Vatica micrantha
- Conservation status: Least Concern (IUCN 3.1)

Scientific classification
- Kingdom: Plantae
- Clade: Embryophytes
- Clade: Tracheophytes
- Clade: Spermatophytes
- Clade: Angiosperms
- Clade: Eudicots
- Clade: Rosids
- Order: Malvales
- Family: Dipterocarpaceae
- Genus: Vatica
- Species: V. micrantha
- Binomial name: Vatica micrantha Slooten
- Synonyms: Sunaptea micrantha (Slooten) Kosterm. ;

= Vatica micrantha =

- Genus: Vatica
- Species: micrantha
- Authority: Slooten
- Conservation status: LC

Species of tree

Vatica micrantha is a tree in the family Dipterocarpaceae, native to Borneo.

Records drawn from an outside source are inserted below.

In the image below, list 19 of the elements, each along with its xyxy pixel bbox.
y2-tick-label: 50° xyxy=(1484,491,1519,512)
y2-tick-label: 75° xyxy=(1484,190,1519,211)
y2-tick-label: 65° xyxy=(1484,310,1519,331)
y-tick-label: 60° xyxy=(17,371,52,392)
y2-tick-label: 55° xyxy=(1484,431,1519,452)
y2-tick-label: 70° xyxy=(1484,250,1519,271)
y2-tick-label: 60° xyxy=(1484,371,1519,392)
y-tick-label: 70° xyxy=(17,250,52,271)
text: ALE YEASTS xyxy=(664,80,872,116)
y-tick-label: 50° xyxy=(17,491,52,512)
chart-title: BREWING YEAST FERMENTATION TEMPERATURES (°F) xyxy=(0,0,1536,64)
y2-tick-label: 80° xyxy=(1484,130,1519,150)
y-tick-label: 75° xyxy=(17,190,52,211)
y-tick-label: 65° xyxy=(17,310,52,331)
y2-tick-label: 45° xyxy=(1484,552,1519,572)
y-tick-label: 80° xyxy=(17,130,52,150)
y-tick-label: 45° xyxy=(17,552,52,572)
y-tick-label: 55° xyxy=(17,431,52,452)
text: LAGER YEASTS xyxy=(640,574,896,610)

The specific epithet means 'small flowers'.

==Description==
Vatica micrantha grows up to 35 m tall, with a trunk diameter of up to 60 cm. Its coriaceous leaves are elliptic to lanceolate and measure up to 16 cm long. The inflorescences bear cream-coloured flowers.

==Distribution and habitat==
Vatica micrantha is endemic to Borneo. Its habitat is in mixed dipterocarp forest.